Snow Flower and the Secret Fan is told as the memoir of Lily, an eighty-year-old matriarch who, although born as the second daughter of a lowly farmer, had been fortunate to have had perfect "golden lilies" (feet of the ideal 7 cm size) and who had been matched as the laotong of Snow Flower, a girl of higher social standing. Because of these advantages, Lily was able to marry into a very good family, eventually taking the title of Lady Lu when her mother-in-law passed. Through Lily's memories of a long life, the reader is immersed in the world of the women's chamber (with much interesting information on everything from story singing and dowry making to funeral rites) and the historical facts of the era (with the menace of a typhoid epidemic and a heart-pounding escape into the mountains during the Taiping Rebellion -- imagine all those women climbing a rocky mountain path on their deformed feet).

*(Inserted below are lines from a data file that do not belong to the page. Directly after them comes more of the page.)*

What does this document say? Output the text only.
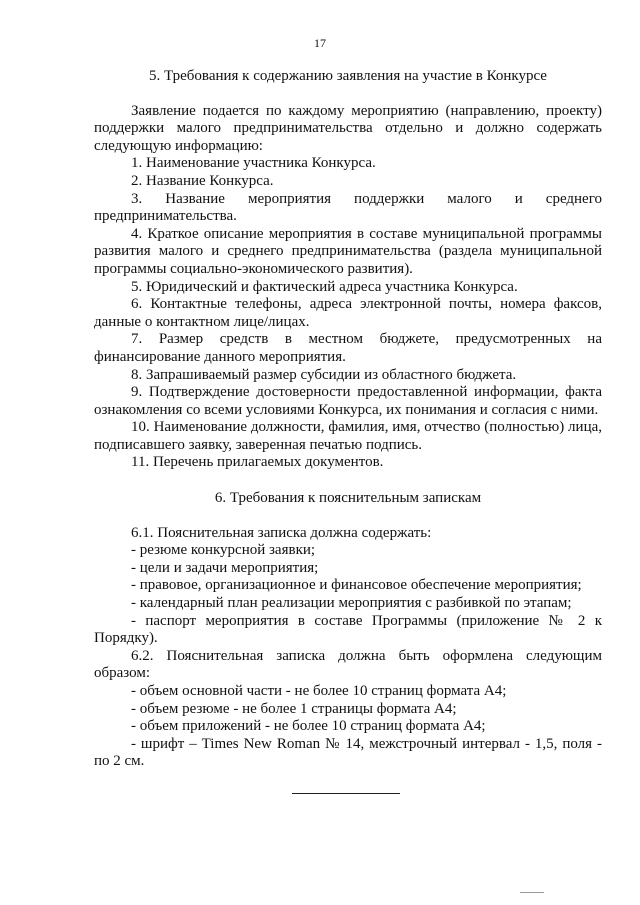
17
5. Требования к содержанию заявления на участие в Конкурсе

Заявление подается по каждому мероприятию (направлению, проекту) поддержки малого предпринимательства отдельно и должно содержать следующую информацию:

1. Наименование участника Конкурса.

2. Название Конкурса.

3. Название мероприятия поддержки малого и среднего предпринимательства.

4. Краткое описание мероприятия в составе муниципальной программы развития малого и среднего предпринимательства (раздела муниципальной программы социально-экономического развития).

5. Юридический и фактический адреса участника Конкурса.

6. Контактные телефоны, адреса электронной почты, номера факсов, данные о контактном лице/лицах.

7. Размер средств в местном бюджете, предусмотренных на финансирование данного мероприятия.

8. Запрашиваемый размер субсидии из областного бюджета.

9. Подтверждение достоверности предоставленной информации, факта ознакомления со всеми условиями Конкурса, их понимания и согласия с ними.

10. Наименование должности, фамилия, имя, отчество (полностью) лица, подписавшего заявку, заверенная печатью подпись.

11. Перечень прилагаемых документов.

6. Требования к пояснительным запискам

6.1. Пояснительная записка должна содержать:

- резюме конкурсной заявки;

- цели и задачи мероприятия;

- правовое, организационное и финансовое обеспечение мероприятия;

- календарный план реализации мероприятия с разбивкой по этапам;

- паспорт мероприятия в составе Программы (приложение № 2 к Порядку).

6.2. Пояснительная записка должна быть оформлена следующим образом:

- объем основной части - не более 10 страниц формата А4;

- объем резюме - не более 1 страницы формата А4;

- объем приложений - не более 10 страниц формата А4;

- шрифт – Times New Roman № 14, межстрочный интервал - 1,5, поля - по 2 см.
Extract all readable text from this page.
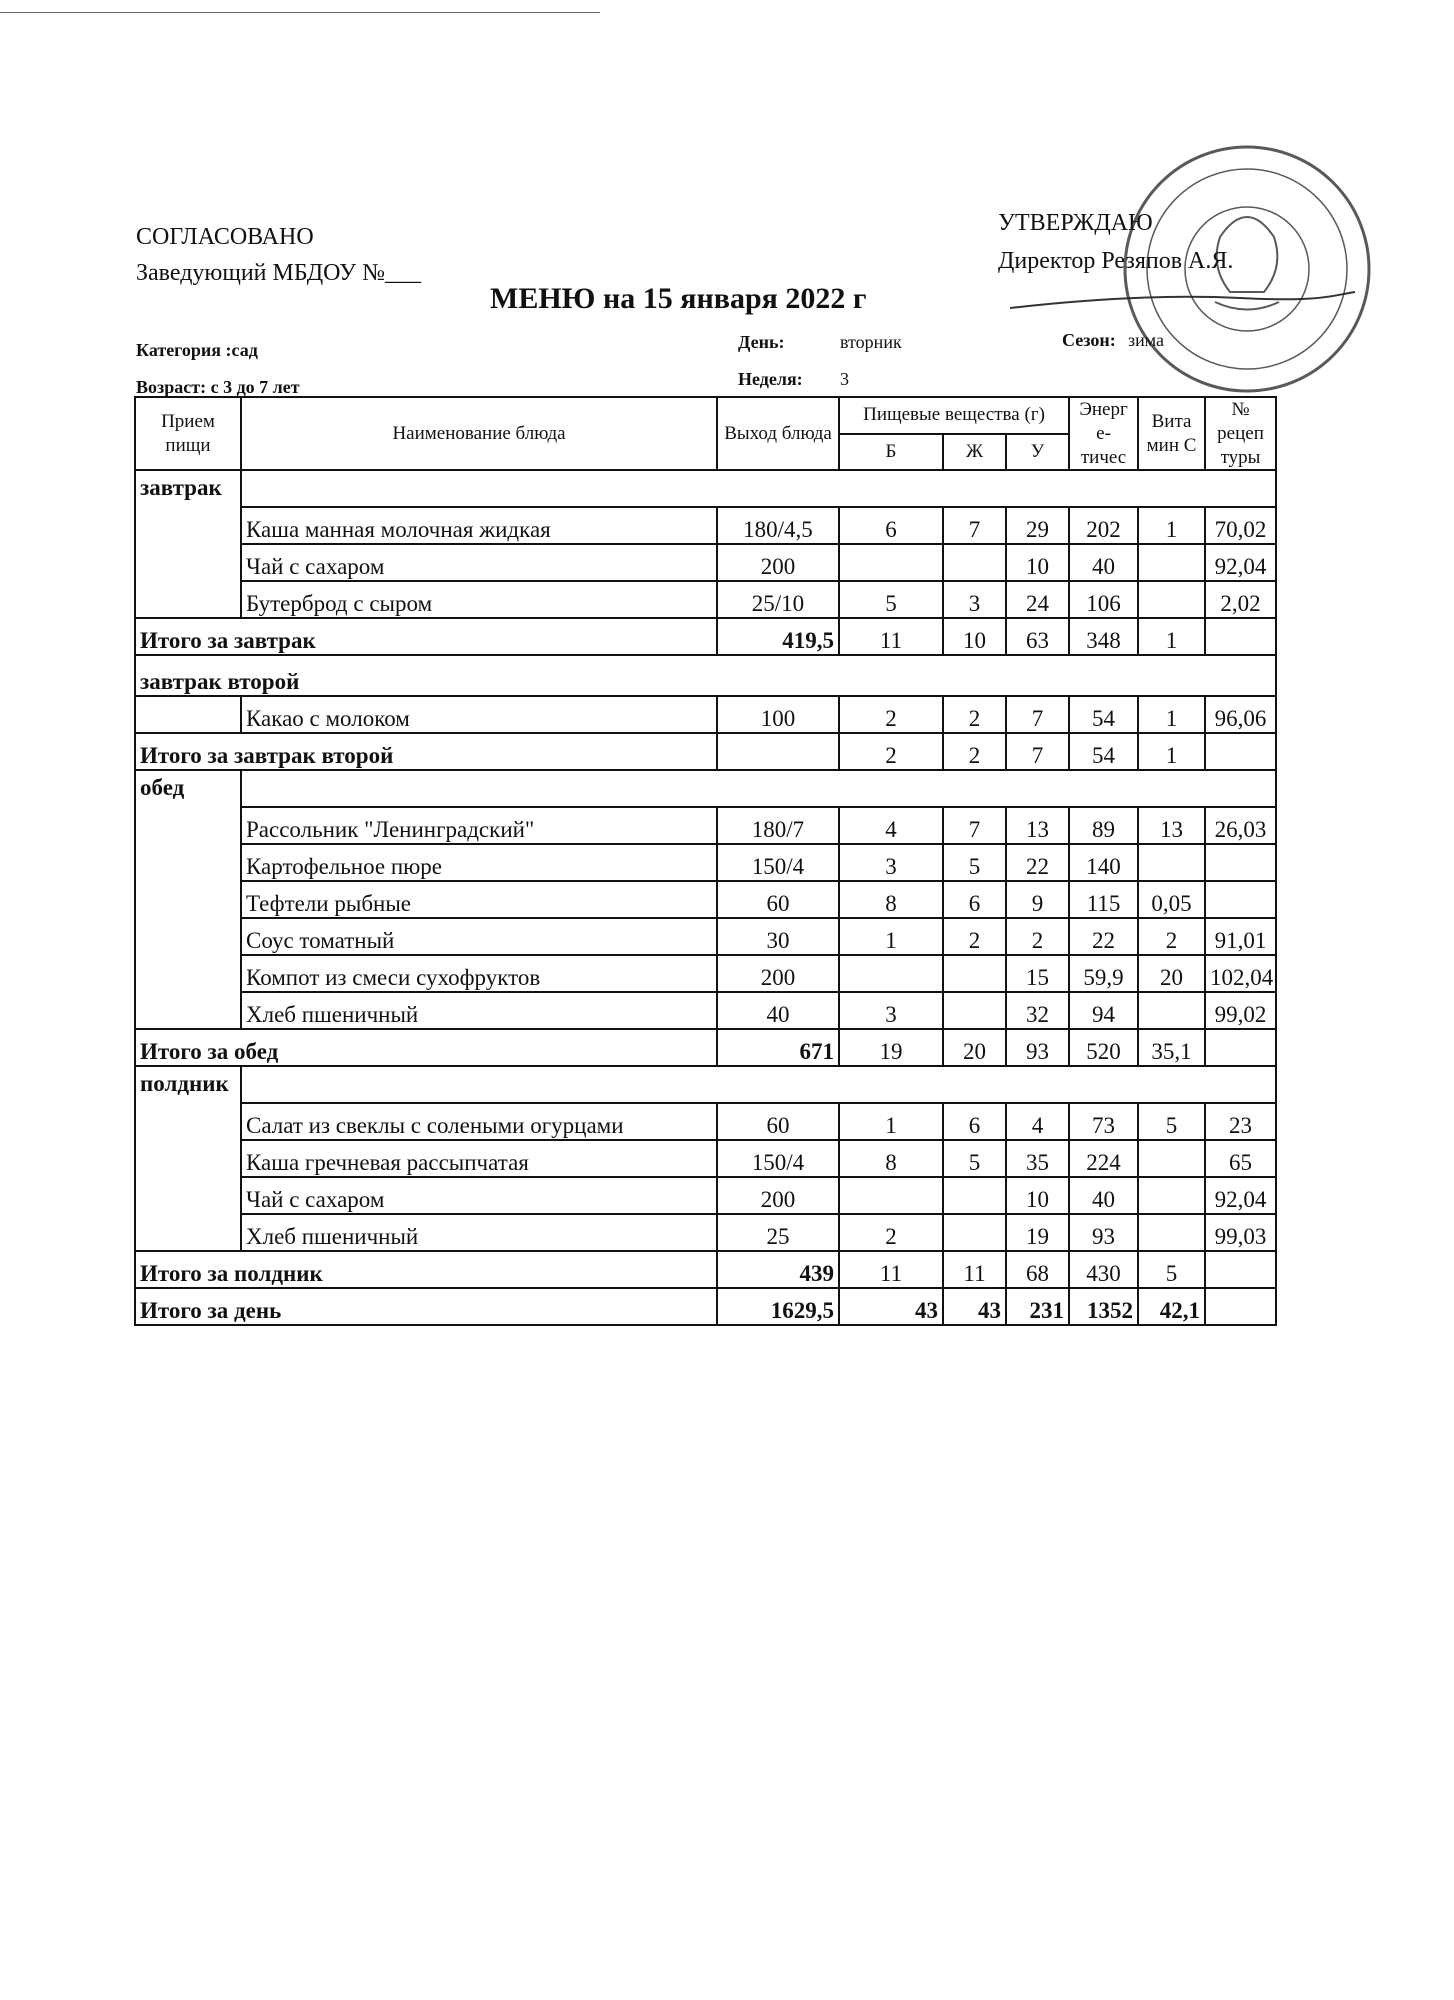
СОГЛАСОВАНО
Заведующий МБДОУ №___
УТВЕРЖДАЮ
Директор Резяпов А.Я.
МЕНЮ на 15 января 2022 г
Категория :сад
Возраст: с 3 до 7 лет
День:	вторник
Неделя: 3
Сезон: зима
Прием пищи	Наименование блюда	Выход блюда	Пищевые вещества (г)			Энерг е- тичес	Вита мин С	№ рецеп туры
			Б	Ж	У			
завтрак								
	Каша манная молочная жидкая	180/4,5	6	7	29	202	1	70,02
	Чай с сахаром	200			10	40		92,04
	Бутерброд с сыром	25/10	5	3	24	106		2,02
Итого за завтрак		419,5	11	10	63	348	1	
завтрак второй								
	Какао с молоком	100	2	2	7	54	1	96,06
Итого за завтрак второй			2	2	7	54	1	
обед								
	Рассольник "Ленинградский"	180/7	4	7	13	89	13	26,03
	Картофельное пюре	150/4	3	5	22	140		
	Тефтели рыбные	60	8	6	9	115	0,05	
	Соус томатный	30	1	2	2	22	2	91,01
	Компот из смеси сухофруктов	200			15	59,9	20	102,04
	Хлеб пшеничный	40	3		32	94		99,02
Итого за обед		671	19	20	93	520	35,1	
полдник								
	Салат из свеклы с солеными огурцами	60	1	6	4	73	5	23
	Каша гречневая рассыпчатая	150/4	8	5	35	224		65
	Чай с сахаром	200			10	40		92,04
	Хлеб пшеничный	25	2		19	93		99,03
Итого за полдник		439	11	11	68	430	5	
Итого за день		1629,5	43	43	231	1352	42,1	
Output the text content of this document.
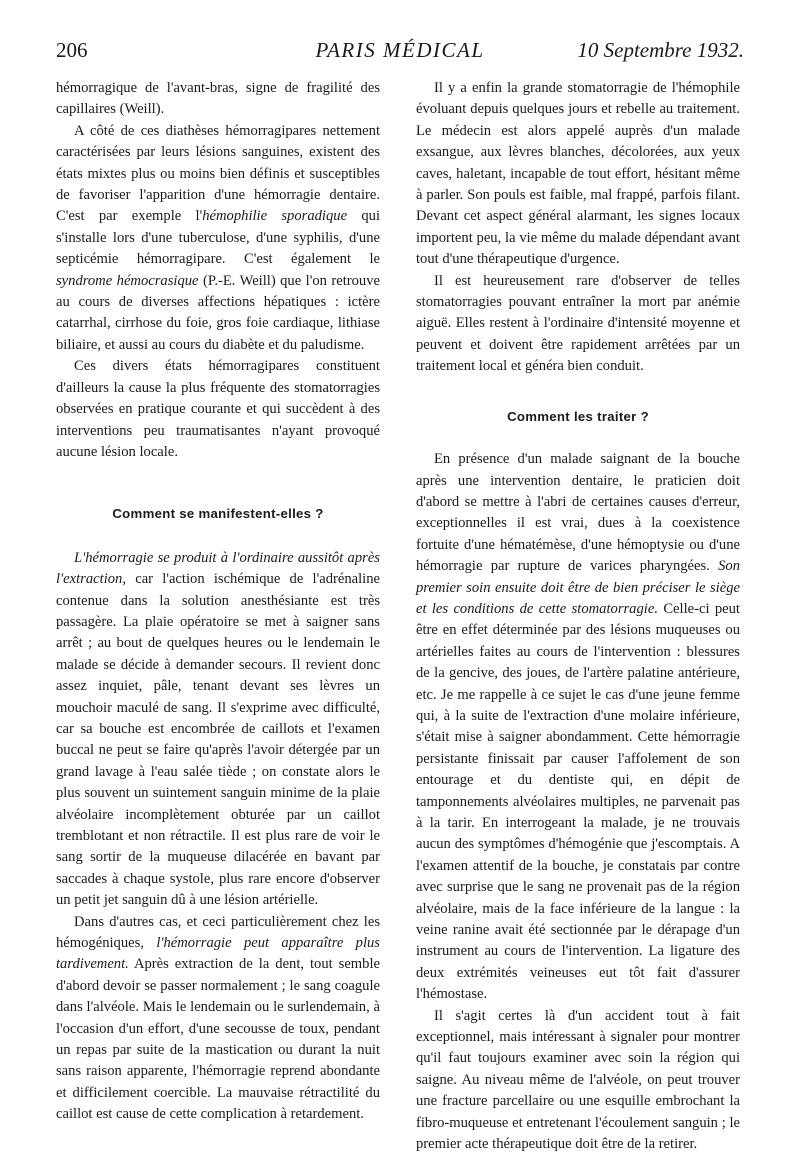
206	PARIS MÉDICAL	10 Septembre 1932.

hémorragique de l'avant-bras, signe de fragilité des capillaires (Weill).

A côté de ces diathèses hémorragipares nettement caractérisées par leurs lésions sanguines, existent des états mixtes plus ou moins bien définis et susceptibles de favoriser l'apparition d'une hémorragie dentaire. C'est par exemple l'hémophilie sporadique qui s'installe lors d'une tuberculose, d'une syphilis, d'une septicémie hémorragipare. C'est également le syndrome hémocrasique (P.-E. Weill) que l'on retrouve au cours de diverses affections hépatiques : ictère catarrhal, cirrhose du foie, gros foie cardiaque, lithiase biliaire, et aussi au cours du diabète et du paludisme.

Ces divers états hémorragipares constituent d'ailleurs la cause la plus fréquente des stomatorragies observées en pratique courante et qui succèdent à des interventions peu traumatisantes n'ayant provoqué aucune lésion locale.

Comment se manifestent-elles ?

L'hémorragie se produit à l'ordinaire aussitôt après l'extraction, car l'action ischémique de l'adrénaline contenue dans la solution anesthésiante est très passagère. La plaie opératoire se met à saigner sans arrêt ; au bout de quelques heures ou le lendemain le malade se décide à demander secours. Il revient donc assez inquiet, pâle, tenant devant ses lèvres un mouchoir maculé de sang. Il s'exprime avec difficulté, car sa bouche est encombrée de caillots et l'examen buccal ne peut se faire qu'après l'avoir détergée par un grand lavage à l'eau salée tiède ; on constate alors le plus souvent un suintement sanguin minime de la plaie alvéolaire incomplètement obturée par un caillot tremblotant et non rétractile. Il est plus rare de voir le sang sortir de la muqueuse dilacérée en bavant par saccades à chaque systole, plus rare encore d'observer un petit jet sanguin dû à une lésion artérielle.

Dans d'autres cas, et ceci particulièrement chez les hémogéniques, l'hémorragie peut apparaître plus tardivement. Après extraction de la dent, tout semble d'abord devoir se passer normalement ; le sang coagule dans l'alvéole. Mais le lendemain ou le surlendemain, à l'occasion d'un effort, d'une secousse de toux, pendant un repas par suite de la mastication ou durant la nuit sans raison apparente, l'hémorragie reprend abondante et difficilement coercible. La mauvaise rétractilité du caillot est cause de cette complication à retardement.

Il y a enfin la grande stomatorragie de l'hémophile évoluant depuis quelques jours et rebelle au traitement. Le médecin est alors appelé auprès d'un malade exsangue, aux lèvres blanches, décolorées, aux yeux caves, haletant, incapable de tout effort, hésitant même à parler. Son pouls est faible, mal frappé, parfois filant. Devant cet aspect général alarmant, les signes locaux importent peu, la vie même du malade dépendant avant tout d'une thérapeutique d'urgence.

Il est heureusement rare d'observer de telles stomatorragies pouvant entraîner la mort par anémie aiguë. Elles restent à l'ordinaire d'intensité moyenne et peuvent et doivent être rapidement arrêtées par un traitement local et généra bien conduit.

Comment les traiter ?

En présence d'un malade saignant de la bouche après une intervention dentaire, le praticien doit d'abord se mettre à l'abri de certaines causes d'erreur, exceptionnelles il est vrai, dues à la coexistence fortuite d'une hématémèse, d'une hémoptysie ou d'une hémorragie par rupture de varices pharyngées. Son premier soin ensuite doit être de bien préciser le siège et les conditions de cette stomatorragie. Celle-ci peut être en effet déterminée par des lésions muqueuses ou artérielles faites au cours de l'intervention : blessures de la gencive, des joues, de l'artère palatine antérieure, etc. Je me rappelle à ce sujet le cas d'une jeune femme qui, à la suite de l'extraction d'une molaire inférieure, s'était mise à saigner abondamment. Cette hémorragie persistante finissait par causer l'affolement de son entourage et du dentiste qui, en dépit de tamponnements alvéolaires multiples, ne parvenait pas à la tarir. En interrogeant la malade, je ne trouvais aucun des symptômes d'hémogénie que j'escomptais. A l'examen attentif de la bouche, je constatais par contre avec surprise que le sang ne provenait pas de la région alvéolaire, mais de la face inférieure de la langue : la veine ranine avait été sectionnée par le dérapage d'un instrument au cours de l'intervention. La ligature des deux extrémités veineuses eut tôt fait d'assurer l'hémostase.

Il s'agit certes là d'un accident tout à fait exceptionnel, mais intéressant à signaler pour montrer qu'il faut toujours examiner avec soin la région qui saigne. Au niveau même de l'alvéole, on peut trouver une fracture parcellaire ou une esquille embrochant la fibro-muqueuse et entretenant l'écoulement sanguin ; le premier acte thérapeutique doit être de la retirer.
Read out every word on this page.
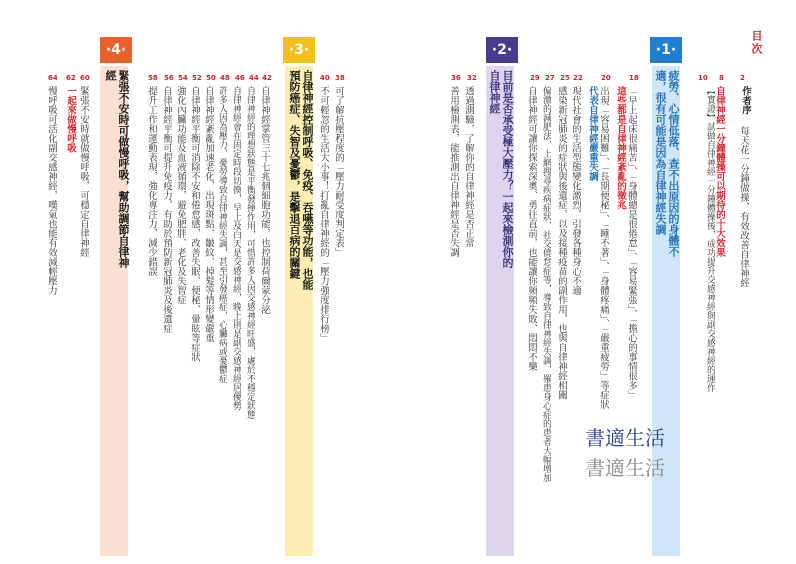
目次
2
作者序
每天花一分鐘做操，有效改善自律神經
8
自律神經一分鐘體操可以期待的十大效果
10
【實證】試做自律神經一分鐘體操後，成功提升交感神經與副交感神經的運作
· 1 ·
疲勞、心情低落、查不出原因的身體不適，很有可能是因為自律神經失調
18
「早上起床很痛苦」、「身體總是很倦怠」、「容易緊張」、「擔心的事情很多」
這些都是自律神經紊亂的徵兆
20
出現「容易困難」、「長期便秘」、「睡不著」、「身體疼痛」、「嚴重疲勞」等症狀
代表自律神經嚴重失調
22
現代社會的生活型態變化激烈，引發各種身心不適
25
感染新冠肺炎的症狀與後遺症，以及接種疫苗的副作用，也與自律神經相關
27
偏激的減肥法、上網搜尋疾病症狀、社交僥怠症等，導致自律神經失調，罹患身心症的患者大幅增加
29
自律神經可讓你探索深奧、勇往直前，也能讓你頻頻失敗、悶悶不樂
書適生活
書適生活
· 2 ·
目前是否承受極大壓力？一起來檢測你的自律神經
32
透過測驗，了解你的自律神經是否正常
36
善用檢測表，能推測出自律神經是否失調
· 3 ·
自律神經控制呼吸、免疫、吞嚥等功能，也能預防癌症、失智及憂鬱，是擊退百病的關鍵	38
可了解抗壓程度的「壓力耐受度判定表」
40
不可輕忽的生活大小事！打亂自律神經的「壓力強度排行榜」
42
自律神經掌管三十七兆個細胞功能，也控制荷爾蒙分泌
44
自律神經的理想狀態是平衡發揮作用，可惜許多人因交感神經旺盛，處於不穩定狀態
46
自律神經會在固定時段切換，早上及白天是交感神經，晚上則是副交感神經居優勢
48
許多人因為壓力、憂勞導致自律神經失調，甚至引發癌症、心臟病或憂鬱症
50
自律神經紊亂加速老化，出現斑點、皺紋、掉髮等情形變嚴重
52
自律神經平衡可消除不安和倦怠感，改善失眠、便秘、暈眩等症狀
54
強化內臟功能及血液循環，避免肥胖、老化及失智症
56
自律神經平衡可提升免疫力，有助於預防新冠肺炎及後遺症
58
提升工作和運動表現，強化專注力，減少錯誤
· 4 ·
緊張不安時可做慢呼吸，幫助調節自律神經
60
緊張不安時就做慢呼吸，可穩定自律神經
62
一起來做慢呼吸
64
慢呼吸可活化副交感神經，嘆氣也能有效減輕壓力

And as interesting as all of the historical information was, the centerpiece of this book is the laotong relationship between Lily and Snow Flower, and unfortunately, this was the weakest part. Supposedly matched in their "eight characters", the two girls are recognised as more or less soul mates -- a relationship that is rare and prestigious -- but right from the beginning, when the girls meet as seven-year-olds with freshly bound feet, they are like night and day. Snow Flower speaks poetically and Lily hopes that one day she'll feel the way that her friend speaks. As they get older, there seems to always be a gap between the way the relationship is supposed to work and the way that Lily is feeling, and when it is revealed that maybe Snow Flower isn't everything she's pretending to be, I couldn't see why this one-on-one relationship is supposed to be superior to having a group of sworn sisters to socialise with. For two women who grew up with this idealised female friendship, it was frustrating for me when neither was able to fully reveal herself to the other or fully offer support when the other needed it. I also would have liked more on how Lily behaved as the mother of a daughter and as a mother-in-law herself -- was she properly cold and demanding while regretting that was the role she was expected to play? This book may as well be written in nu shu for the amount of appeal I think it would have for men, so I would have liked for Lisa See to have gone even deeper into the feminine interior of what could have been a more fully human main character.
For the historical aspects, which See really did bring to life, I would give five stars. For the imperfect storyline, only three. Averaging out, four stars seem a little high (did I love this book?) so I'm rounding down this time -- and especially because I listened to this book and the narrator had a breathless, melodramatic voice, perpetually on the verge of tears of giggles.